Tomando o exemplo da Suíça, a Confederação aposta, entre outras coisas, na agência Présence Suisse Link externopara promover sua imagem no exterior. “Do ponto de vista do governo, esse tipo de comunicação tem a vantagem de ser feito sob medida”, comenta Andrew Robotham.

Ele ressalta que o contexto é desfavorável para essas plataformas de informação. “Por um lado, o financiamento do serviço público em geral está sendo atacado em quase todos os lugares. Por outro, há um clima de desconfiança em relação aos meios de comunicação tradicionais e aos jornalistas”, observa.

O pesquisador da Universidade de Neuchâtel mostra-se inquieto quanto ao futuro dos meios de comunicação públicos internacionais nas democracias ocidentais. “Já é difícil manter o financiamento dos meios de serviço público em geral, então vejo ainda menos como os serviços voltados para o exterior sobreviverão em sua forma atual, apesar de sua excelente qualidade.” Contudo, Andrew Robotham mantém uma centelha de esperança: “Talvez o que está acontecendo nos Estados Unidos provoque um despertar quanto à importância do serviço público e dos serviços internacionais.”

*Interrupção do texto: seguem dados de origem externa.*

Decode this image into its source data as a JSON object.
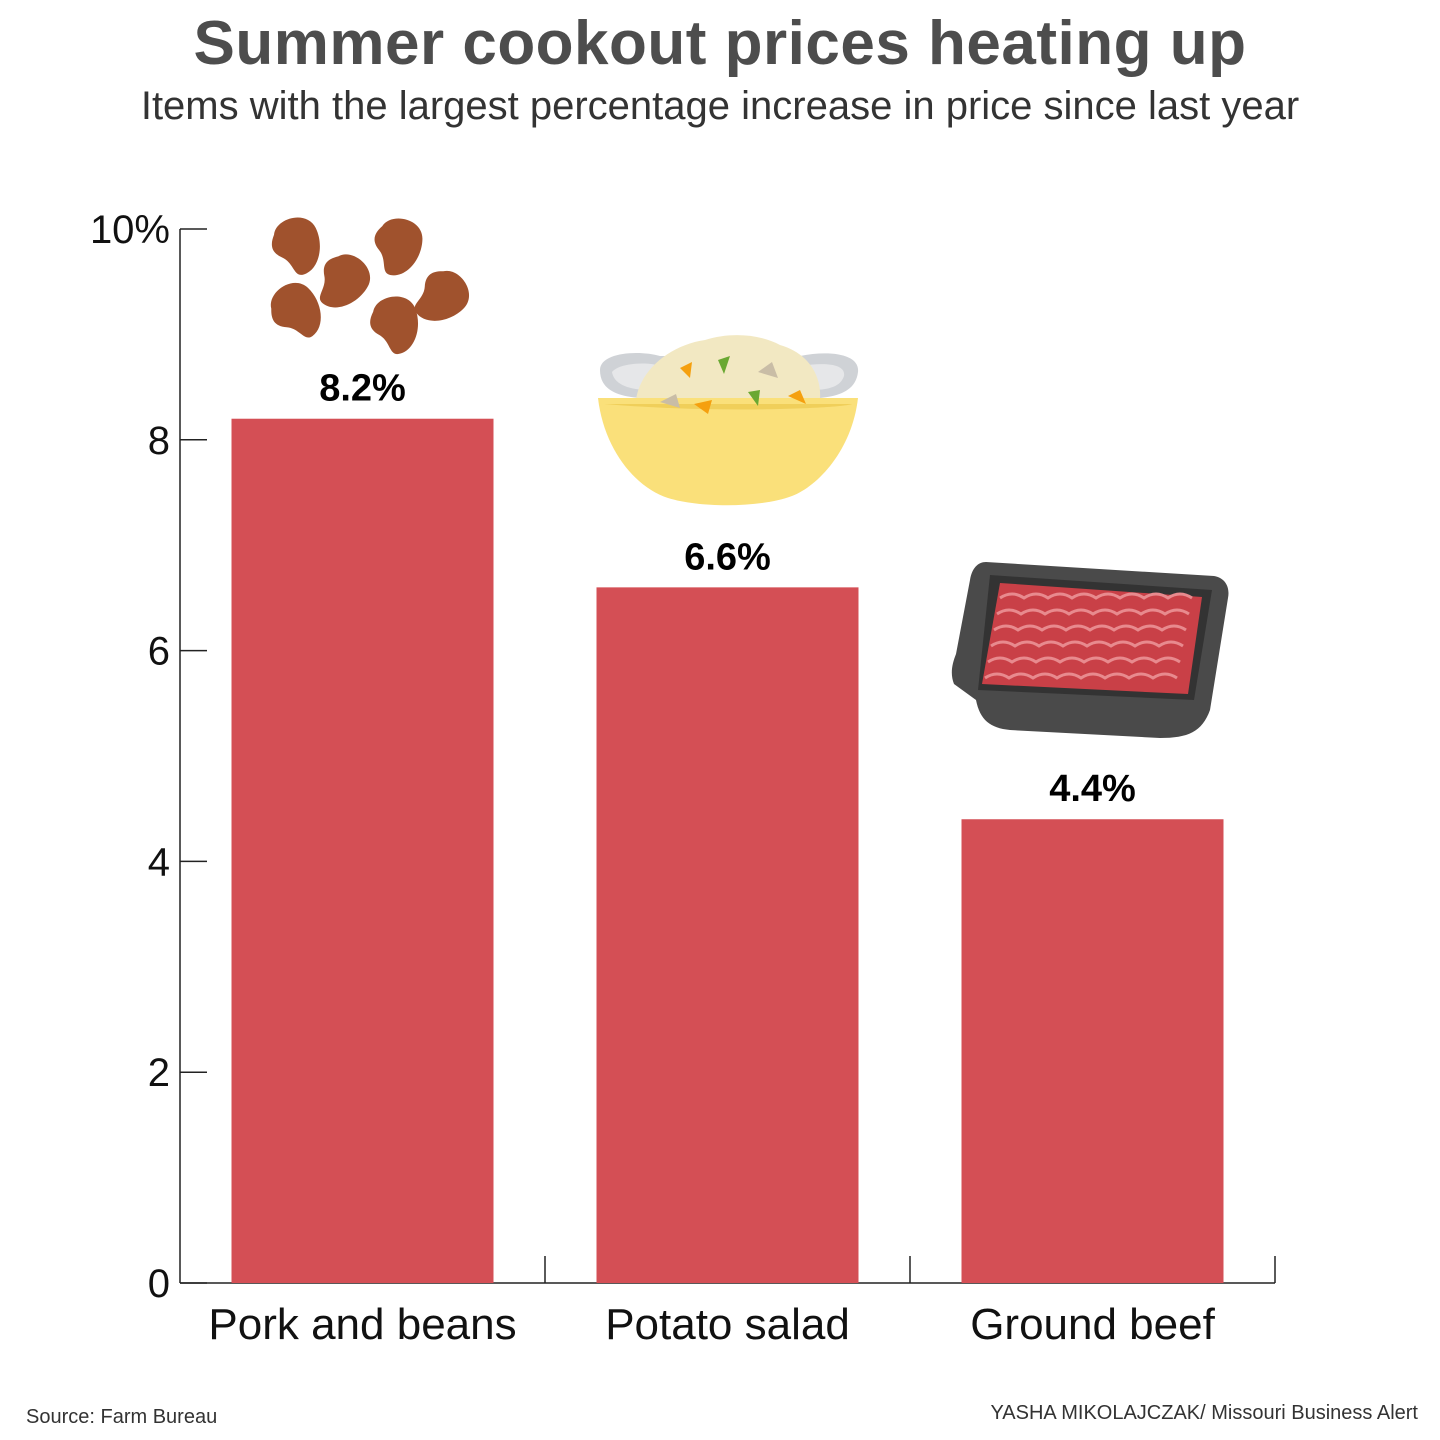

Tristan Mattelart é mais otimista. “Esses meios de comunicação demonstram sua utilidade em períodos de grandes tensões para assegurar o pluralismo midiático em certos contextos autoritários.” Em sua opinião, eles poderiam desempenhar um papel importante na guerra da informação que opõe os países democráticos aos regimes autoritários. “Enquanto houver regimes autoritários, sua missão permanecerá”, afirma.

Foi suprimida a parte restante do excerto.